Phytochemical and genetic analysis in selected chemotypes of Withania somnifera.

The main active components and genetic profile of 15 selected accessions of Withania somnifera Dunal. were analysed. Ethanolic extract of the dried roots/leaves of the plant was concentrated under pressure at 50+/-5 degrees C and was analysed for main compounds (withanolides and withaferin A) by HPLC. All the main components were found to be present in accessions (AGB 002, AGB 009, RSS 009, RSS 033). Correlation of these main components with their genetic factors, was undertaken using AFLP (amplified fragment length polymorphism) markers. Among 64 primers 7 yielded optimum polymorphism. A total of 913 polymorphic peaks were generated using these primers. Jaccard's similarity coefficient indicated that accessions having almost the same active compounds clustered together. The present study demonstrates that AFLP can be successfully used to resolve the correlation of AFLP data with the presence of secondary metabolites.

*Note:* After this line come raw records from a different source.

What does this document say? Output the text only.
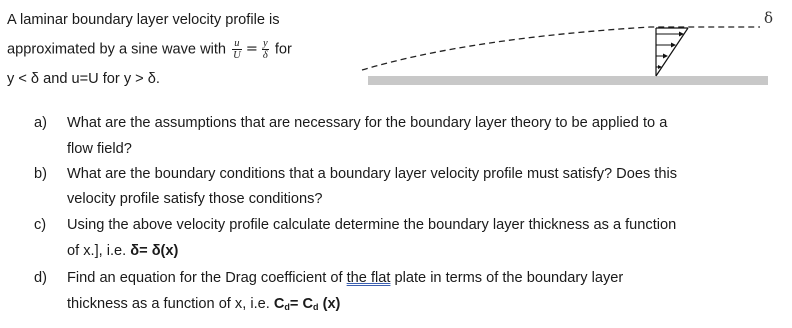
A laminar boundary layer velocity profile is
approximated by a sine wave with $\frac{u}{U} = \frac{y}{\delta}$ for
y < δ and u=U for y > δ.
δ
a) What are the assumptions that are necessary for the boundary layer theory to be applied to a
flow field?
b) What are the boundary conditions that a boundary layer velocity profile must satisfy? Does this
velocity profile satisfy those conditions?
c) Using the above velocity profile calculate determine the boundary layer thickness as a function
of x.], i.e. δ= δ(x)
d) Find an equation for the Drag coefficient of the flat plate in terms of the boundary layer
thickness as a function of x, i.e. $C_d= C_d$ (x)
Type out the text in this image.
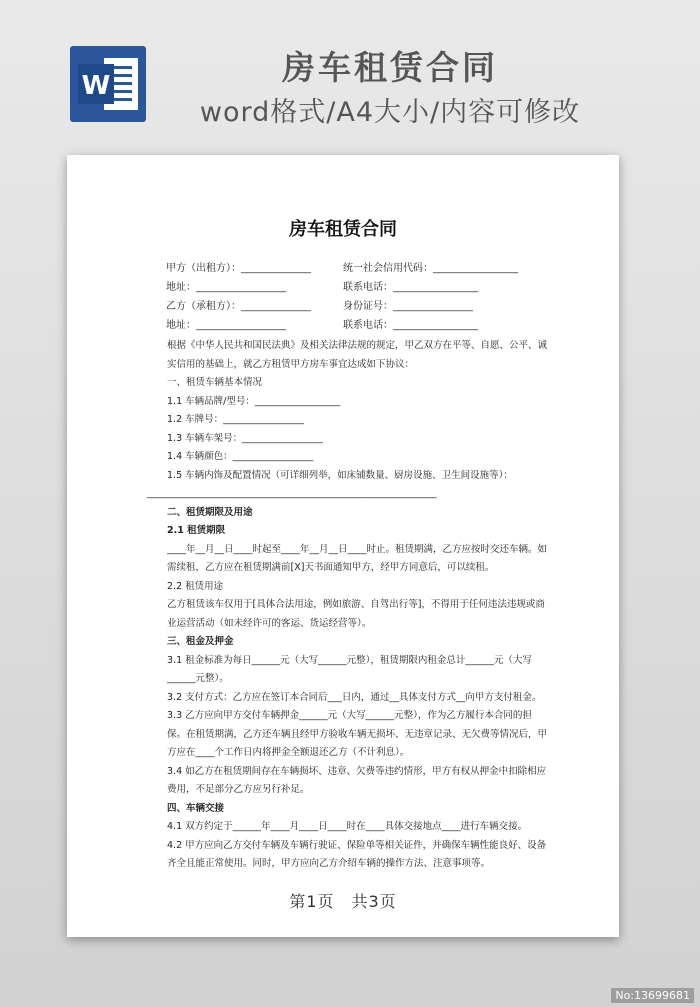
W	房车租赁合同
word格式/A4大小/内容可修改
房车租赁合同
甲方（出租方）：______________	统一社会信用代码：_________________
地址：__________________	联系电话：_________________
乙方（承租方）：______________	身份证号：________________
地址：__________________	联系电话：_________________

根据《中华人民共和国民法典》及相关法律法规的规定，甲乙双方在平等、自愿、公平、诚实信用的基础上，就乙方租赁甲方房车事宜达成如下协议：

一、租赁车辆基本情况

1.1 车辆品牌/型号：__________________

1.2 车牌号：_________________

1.3 车辆车架号：_________________

1.4 车辆颜色：_________________

1.5 车辆内饰及配置情况（可详细列举，如床铺数量、厨房设施、卫生间设施等）：

____________________________________________________________________

二、租赁期限及用途

2.1 租赁期限

____年__月__日____时起至____年__月__日____时止。租赁期满，乙方应按时交还车辆。如需续租，乙方应在租赁期满前[X]天书面通知甲方，经甲方同意后，可以续租。

2.2 租赁用途

乙方租赁该车仅用于[具体合法用途，例如旅游、自驾出行等]，不得用于任何违法违规或商业运营活动（如未经许可的客运、货运经营等）。

三、租金及押金

3.1 租金标准为每日______元（大写______元整），租赁期限内租金总计______元（大写______元整）。

3.2 支付方式：乙方应在签订本合同后___日内，通过__具体支付方式__向甲方支付租金。

3.3 乙方应向甲方交付车辆押金______元（大写______元整），作为乙方履行本合同的担保。在租赁期满，乙方还车辆且经甲方验收车辆无损坏、无违章记录、无欠费等情况后，甲方应在____个工作日内将押金全额退还乙方（不计利息）。

3.4 如乙方在租赁期间存在车辆损坏、违章、欠费等违约情形，甲方有权从押金中扣除相应费用，不足部分乙方应另行补足。

四、车辆交接

4.1 双方约定于______年____月____日____时在____具体交接地点____进行车辆交接。

4.2 甲方应向乙方交付车辆及车辆行驶证、保险单等相关证件，并确保车辆性能良好、设备齐全且能正常使用。同时，甲方应向乙方介绍车辆的操作方法、注意事项等。

第1页　共3页
No:13699681
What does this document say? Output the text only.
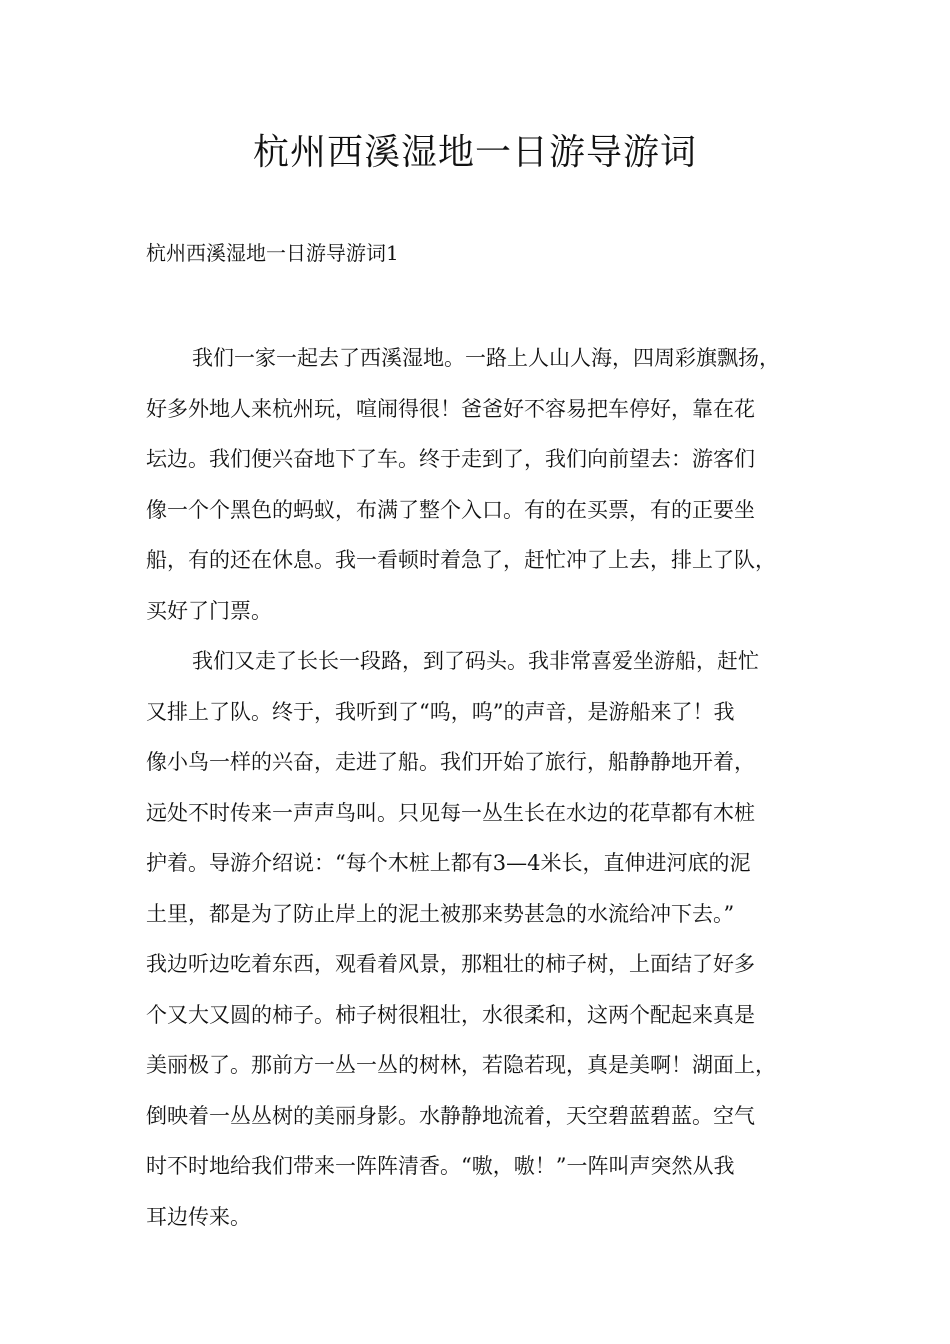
杭州西溪湿地一日游导游词

杭州西溪湿地一日游导游词1

我们一家一起去了西溪湿地。一路上人山人海，四周彩旗飘扬，
好多外地人来杭州玩，喧闹得很！爸爸好不容易把车停好，靠在花
坛边。我们便兴奋地下了车。终于走到了，我们向前望去：游客们
像一个个黑色的蚂蚁，布满了整个入口。有的在买票，有的正要坐
船，有的还在休息。我一看顿时着急了，赶忙冲了上去，排上了队，
买好了门票。
我们又走了长长一段路，到了码头。我非常喜爱坐游船，赶忙
又排上了队。终于，我听到了“呜，呜”的声音，是游船来了！我
像小鸟一样的兴奋，走进了船。我们开始了旅行，船静静地开着，
远处不时传来一声声鸟叫。只见每一丛生长在水边的花草都有木桩
护着。导游介绍说：“每个木桩上都有3—4米长，直伸进河底的泥
土里，都是为了防止岸上的泥土被那来势甚急的水流给冲下去。”
我边听边吃着东西，观看着风景，那粗壮的柿子树，上面结了好多
个又大又圆的柿子。柿子树很粗壮，水很柔和，这两个配起来真是
美丽极了。那前方一丛一丛的树林，若隐若现，真是美啊！湖面上，
倒映着一丛丛树的美丽身影。水静静地流着，天空碧蓝碧蓝。空气
时不时地给我们带来一阵阵清香。“嗷，嗷！”一阵叫声突然从我
耳边传来。
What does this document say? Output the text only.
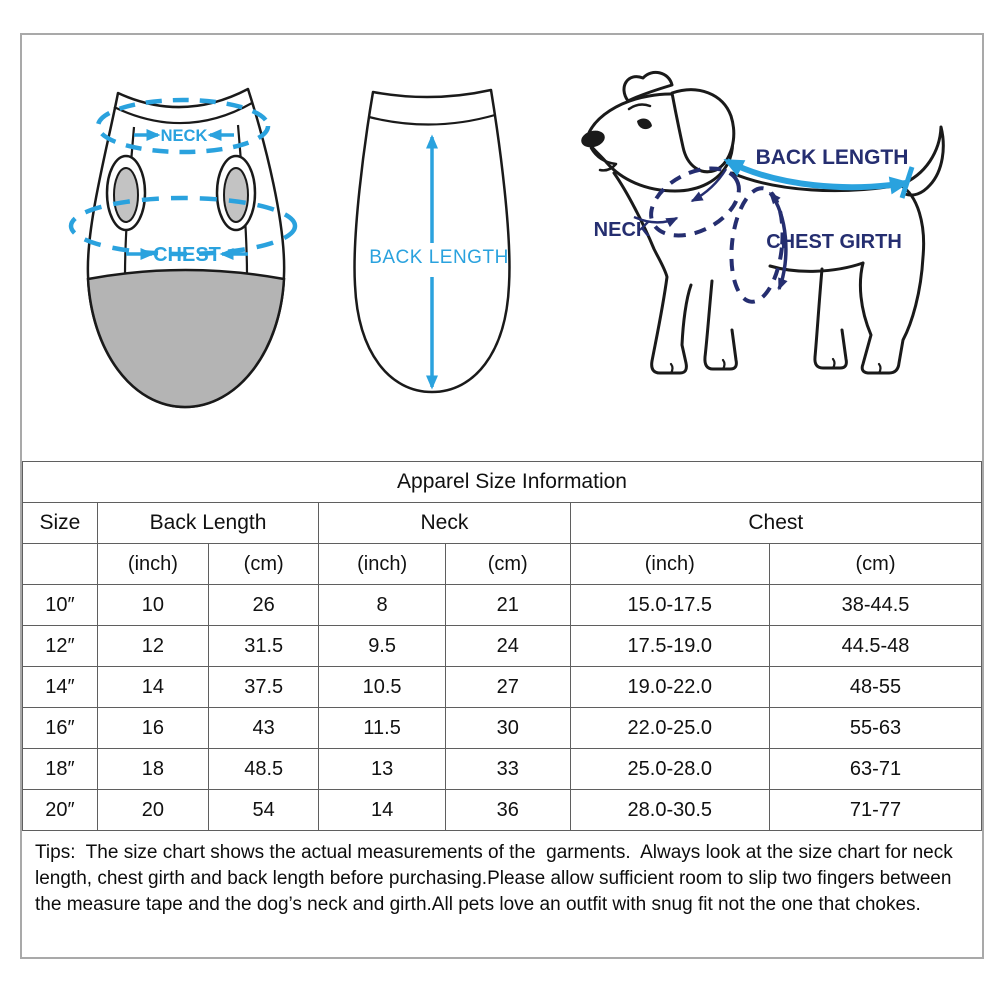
NECK
CHEST	BACK LENGTH
BACK LENGTH
NECK
CHEST GIRTH
Apparel Size Information						
Size	Back Length		Neck		Chest	
	(inch)	(cm)	(inch)	(cm)	(inch)	(cm)
10″	10	26	8	21	15.0-17.5	38-44.5
12″	12	31.5	9.5	24	17.5-19.0	44.5-48
14″	14	37.5	10.5	27	19.0-22.0	48-55
16″	16	43	11.5	30	22.0-25.0	55-63
18″	18	48.5	13	33	25.0-28.0	63-71
20″	20	54	14	36	28.0-30.5	71-77
Tips:  The size chart shows the actual measurements of the  garments.  Always look at the size chart for neck length, chest girth and back length before purchasing.Please allow sufficient room to slip two fingers between the measure tape and the dog’s neck and girth.All pets love an outfit with snug fit not the one that chokes.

Separation, identification, and quantification of selected withanolides in plant extracts of Withania somnifera by HPLC-UV(DAD)--positive ion electrospray ionisation-mass spectrometry.

This paper describes a method for separation, identification, and quantification of selected withanolides in Withania somnifera plant extracts by HPLC-UV(DAD)-Mass Spectrometry (HPLC-MS). Withaferin-A (WS-3), 12-deoxywithastramonolide (WS-12DS), Withanolide A (WS-1), and Withanone (WS-2) were used as external standards. The compounds were isolated from Withania somnifera by repeated column chromatography of the root extract and their identity was established by 1H- and 13C-NMR and mass spectral data. The compounds were chromatographed on a Merck (250 x 4.6 mm ID, 5 microm) column and analyzed by Electrospray Ionization on a mass spectrometer in Selected Ion Mode (SIM). For quantification, [M + Na]+ ions were monitored. Linear calibration curves were obtained in the concentration range of 1.50 microg/mL to 6.5 microg/mL. The method was applied successfully to the detection and quantification of the said withanolides in a number of samples.